Rizzetti, Janine: Victorians and WWI home front

Rizzetti, Janine

RHSV Conference: The Other Face of War: Victorians and the Home Front‘, The Resident Judge of Port Phillip [blog], 11 August 2014

Report of conference of Royal Historical Society of Victoria. Speakers included Bart Ziino (Deakin University) who ‘challenged the perception that there was widespread eagerness to enlist and great excitement at the announcement of the war’ and examined conflicted feelings about duty as well as the emotional toll on families.

Then there was Ted Baillieu, former premier, speaking about Victoria’s Anzac centenary commemorations

encouraging schoolchildren to identify [says Rizzetti] with ancestors who served; marking the houses with plaques where men enlisted. There’s something so seductive about such plans – who, after all, does NOT want children to have an appreciation of what has gone before? – but I must confess here to my own misgivings. I am unsettled by the emotional salience of war, so sensitively discussed by Bart Ziino the night before, being used as a hook for children, painted over by a “heroic” gloss.

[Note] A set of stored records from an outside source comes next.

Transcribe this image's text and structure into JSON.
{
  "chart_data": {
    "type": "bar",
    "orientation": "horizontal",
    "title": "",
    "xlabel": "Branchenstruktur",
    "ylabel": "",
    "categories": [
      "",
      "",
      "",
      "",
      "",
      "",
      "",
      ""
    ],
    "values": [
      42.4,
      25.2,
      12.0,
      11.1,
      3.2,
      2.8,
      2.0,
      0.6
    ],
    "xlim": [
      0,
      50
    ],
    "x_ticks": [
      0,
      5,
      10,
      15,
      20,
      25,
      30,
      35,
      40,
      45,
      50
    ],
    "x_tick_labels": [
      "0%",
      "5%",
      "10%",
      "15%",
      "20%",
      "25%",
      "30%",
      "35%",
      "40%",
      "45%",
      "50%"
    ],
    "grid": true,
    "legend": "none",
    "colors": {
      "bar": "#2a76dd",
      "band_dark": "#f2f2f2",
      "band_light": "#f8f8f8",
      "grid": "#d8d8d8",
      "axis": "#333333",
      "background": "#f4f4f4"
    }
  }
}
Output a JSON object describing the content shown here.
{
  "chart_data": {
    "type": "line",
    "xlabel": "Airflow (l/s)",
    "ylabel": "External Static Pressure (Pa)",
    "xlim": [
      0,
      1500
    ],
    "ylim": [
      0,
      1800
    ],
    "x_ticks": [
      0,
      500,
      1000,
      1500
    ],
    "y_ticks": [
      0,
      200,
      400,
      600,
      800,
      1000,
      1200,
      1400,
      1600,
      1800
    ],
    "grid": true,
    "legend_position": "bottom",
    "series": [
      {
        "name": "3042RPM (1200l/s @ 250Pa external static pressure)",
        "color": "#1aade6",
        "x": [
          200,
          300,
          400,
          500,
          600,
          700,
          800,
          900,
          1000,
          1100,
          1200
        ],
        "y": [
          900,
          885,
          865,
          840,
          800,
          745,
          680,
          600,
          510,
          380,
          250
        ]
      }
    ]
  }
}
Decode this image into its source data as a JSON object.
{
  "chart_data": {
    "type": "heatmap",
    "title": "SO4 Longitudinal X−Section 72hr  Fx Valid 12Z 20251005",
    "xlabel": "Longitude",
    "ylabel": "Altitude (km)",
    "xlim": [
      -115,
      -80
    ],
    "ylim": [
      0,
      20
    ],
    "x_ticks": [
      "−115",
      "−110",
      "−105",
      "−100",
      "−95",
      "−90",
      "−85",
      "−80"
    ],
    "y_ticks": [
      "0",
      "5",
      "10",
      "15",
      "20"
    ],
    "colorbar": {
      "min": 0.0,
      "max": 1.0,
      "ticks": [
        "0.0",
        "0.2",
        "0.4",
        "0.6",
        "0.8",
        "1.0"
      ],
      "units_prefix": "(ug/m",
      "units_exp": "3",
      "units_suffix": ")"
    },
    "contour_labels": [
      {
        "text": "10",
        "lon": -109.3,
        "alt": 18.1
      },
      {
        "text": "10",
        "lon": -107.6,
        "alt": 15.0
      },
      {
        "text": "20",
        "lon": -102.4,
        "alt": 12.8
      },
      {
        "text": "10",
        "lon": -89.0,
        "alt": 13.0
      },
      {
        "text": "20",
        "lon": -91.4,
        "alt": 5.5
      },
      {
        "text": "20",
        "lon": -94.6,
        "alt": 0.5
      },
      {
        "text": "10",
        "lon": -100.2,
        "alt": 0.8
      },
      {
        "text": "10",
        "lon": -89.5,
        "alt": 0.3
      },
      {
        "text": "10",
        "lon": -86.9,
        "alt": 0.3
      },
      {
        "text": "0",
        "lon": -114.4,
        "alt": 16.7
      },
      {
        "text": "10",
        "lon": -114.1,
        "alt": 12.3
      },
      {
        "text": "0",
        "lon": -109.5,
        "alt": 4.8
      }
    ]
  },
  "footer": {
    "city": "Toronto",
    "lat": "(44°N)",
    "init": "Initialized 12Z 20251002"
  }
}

Other conference speakers, well-summarised in the blog, included Michael McKernan on the Victorian home front, sessions on class war (John Lack, Peter Love, Nick Dyrenfurth), patriotism (Peter Burke, Jillian Durrance, Judith Smart), sacrifice (Joy Damousi, Carole Woods, Rosalie Triolo), and, finally, Ross McMullin on loss.

McMullin was at pains not to overemphasize the relative cohesion of Australian society prior to the war, and he pointed out that the war years were probably the most [divisive of Australia’s] post-settlement history. He noted that although it is true that the war did contribute to nationalism and identity, the trope of “The War Made Us” that is so often being promulgated in the media and through educational publications ignores the fact that the losses – physical, emotional, and in terms of national identity as a progressive nation – were even more significant.